Dans nos vies, tout bascule toujours en un éclair. Une rencontre. Une perte. Il y a un avant et un après. Pourra-t-on dire la même chose de cette série d'événements tragiques qui sidèrent le pays au plus fort de la campagne présidentielle ? Alors qu'au moment où j'écris ces lignes, Mohamed Merah, le jeune homme suspecté des sept assassinats commis à Toulouse et Montauban, est toujours encerclé par la police qui souhaite l'intercepter vivant, sous l'oeil des caméras.
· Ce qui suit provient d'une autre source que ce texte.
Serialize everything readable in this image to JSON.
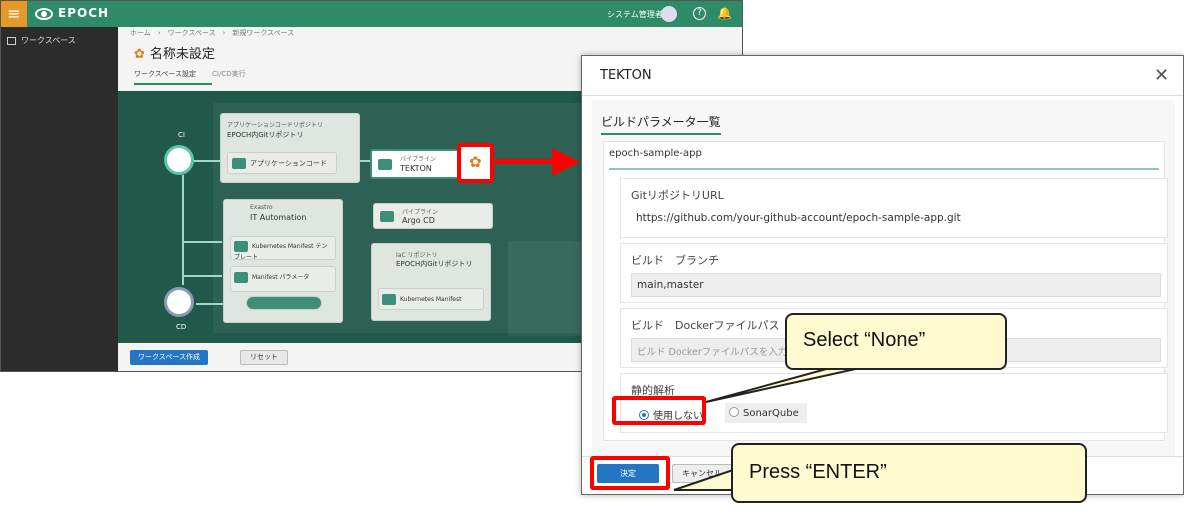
{
  "header": {
    "app_name": "EPOCH",
    "user": "システム管理者"
  },
  "sidebar": {
    "item": "ワークスペース"
  },
  "content": {
    "breadcrumb": "ホーム　›　ワークスペース　›　新規ワークスペース",
    "title": "名称未設定",
    "tabs": [
      "ワークスペース設定",
      "CI/CD実行"
    ],
    "create_button": "ワークスペース作成",
    "reset_button": "リセット"
  },
  "diagram": {
    "ci_label": "CI",
    "cd_label": "CD",
    "app_repo_caption": "アプリケーションコードリポジトリ",
    "app_repo": "EPOCH内Gitリポジトリ",
    "app_code": "アプリケーションコード",
    "pipeline_caption": "パイプライン",
    "pipeline_tekton": "TEKTON",
    "pipeline_argocd": "Argo CD",
    "exastro_caption": "Exastro",
    "exastro": "IT Automation",
    "k8s_template": "Kubernetes Manifest テンプレート",
    "manifest_params": "Manifest パラメータ",
    "iac_caption": "IaC リポジトリ",
    "iac_repo": "EPOCH内Gitリポジトリ",
    "k8s_manifest": "Kubernetes Manifest",
    "app_code_group": "アプリケーションコード"
  },
  "modal": {
    "title": "TEKTON",
    "section_tab": "ビルドパラメータ一覧",
    "app_name": "epoch-sample-app",
    "git_url_label": "GitリポジトリURL",
    "git_url_value": "https://github.com/your-github-account/epoch-sample-app.git",
    "branch_label": "ビルド　ブランチ",
    "branch_value": "main,master",
    "dockerfile_label": "ビルド　Dockerファイルパス",
    "dockerfile_placeholder": "ビルド Dockerファイルパスを入力してください",
    "static_analysis_label": "静的解析",
    "radio_none": "使用しない",
    "radio_sonar": "SonarQube",
    "ok_button": "決定",
    "cancel_button": "キャンセル"
  },
  "callouts": {
    "select_none": "Select “None”",
    "press_enter": "Press “ENTER”"
  },
  "colors": {
    "accent_green": "#2f8a67",
    "highlight_red": "#ff0000",
    "primary_blue": "#2475c2",
    "callout_yellow": "#fffbd0"
  }
}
Tout était joué ... Jusqu'au lundi 19 mars : malgré des jeux de sondages, malgré des coups politiques, le chef de l'Etat semblait devoir être battu. Beaucoup s'y préparaient à droite. Le rejet du bilan d'un "président des riches" devait porter au pouvoir le candidat socialiste. Et celui-ci s'y préparait sans forcer son talent, porté par la vague antisarkozyste.Et les "marchés" s'y préparaient aussi !
Président des riches, mauvais président assurément qui rompit le contrat social avec brutalité ... mais redoutable stratège dans l'adversité. Maître dans l'art du récit dramatisé, élève zélé d'un G.W.Bush. Le voici en Président de la République, chef des armées, qui rend hommage aux soldats assassinés, seul, face aux cercueils. Scénarisant ce qui devient au fil des heures un psychodrame national, le Président sert par ricochets le candidat-président. Reléguant François Hollande, le "Président-bis", son infortuné rival, au loin, dans la foule des anonymes qui s'associent à l'hommage de la Nation.
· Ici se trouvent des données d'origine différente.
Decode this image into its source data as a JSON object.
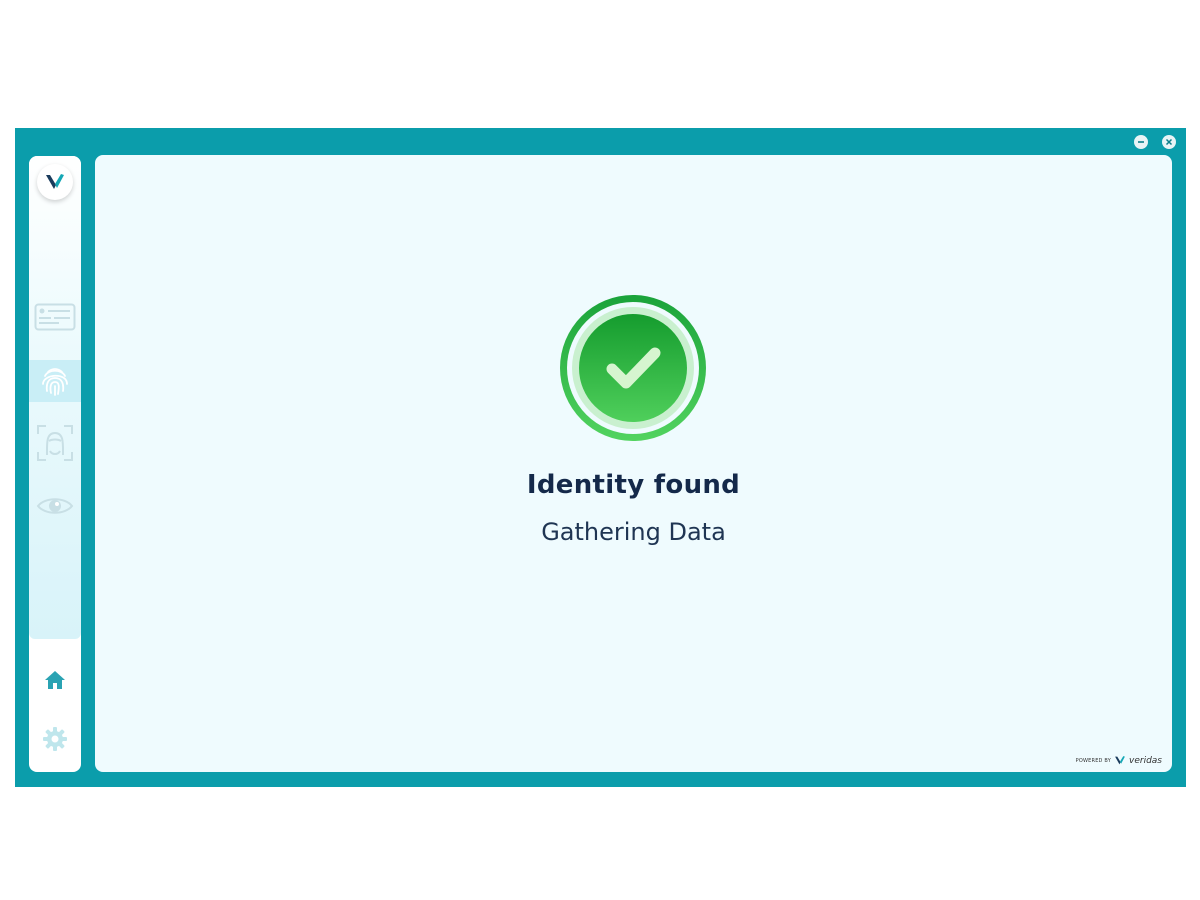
{
  "window": {
    "frame_color": "#0b9dab",
    "controls": [
      {
        "icon": "minimize-icon"
      },
      {
        "icon": "close-icon"
      }
    ]
  },
  "sidebar": {
    "logo_icon": "veridas-logo-icon",
    "items": [
      {
        "id": "id-document",
        "icon": "id-card-icon",
        "active": false
      },
      {
        "id": "fingerprint",
        "icon": "fingerprint-icon",
        "active": true
      },
      {
        "id": "face",
        "icon": "face-scan-icon",
        "active": false
      },
      {
        "id": "iris",
        "icon": "eye-icon",
        "active": false
      }
    ],
    "bottom": [
      {
        "id": "home",
        "icon": "home-icon"
      },
      {
        "id": "settings",
        "icon": "gear-icon"
      }
    ]
  },
  "main": {
    "status_icon": "check-circle-icon",
    "status_color": "#2bb24c",
    "title": "Identity found",
    "subtitle": "Gathering Data",
    "footer": {
      "powered_by": "POWERED BY",
      "brand": "veridas"
    }
  }
}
Nous savons à présent à gauche que l'antisarkozysme ne suffira pas. Singer le Président, se glisser dans son ombre à Montauban est une faute politique de plus, de trop, qui risque d'être fatale à la gauche. Mais sur quoi d'autre pouvait s'appuyer François Hollande ? Quand le tout de sa campagne a été construit sur cette posture de l'antithèse à Sarkozy, du candidat anti-Fouquet's. Un programme ? 60 propositions dans le cadre contraignant de la rigueur européenne. Le peuple de gauche ? Celui-ci se méfie de lui depuis 2005 et défilait de Nation à Bastille le 18 mars pour une alternative politique.
Porteur des valeurs de la France du oui à Maastricht (1992) les "modernes" du camp socialiste n'ont pas compris le non de gauche en 2005 . A trop vouloir une "République du centre"qui ne signifie plus rien alors que des nuages lourds de menaces courent sur l'Europe libérale, François Hollande s'est droitisé au point de disparaître aujourd'hui dans le bleu marine des affiches de Sarkozy. Sa campagne-référendum, sans socle électoral aux frontières définies, montre aujourd'hui dans la tourmente, ses limites. Les "modernes" d'hier sont devenus les conservateurs d'aujourd'hui.
L'indignation socialiste ne suffira pas non plus face à l'offensive d'une droite aujourd'hui rassurée quant aux capacités de son champion. Les postures morales sont de peu de poids dans la joute terrible qui s'annonce.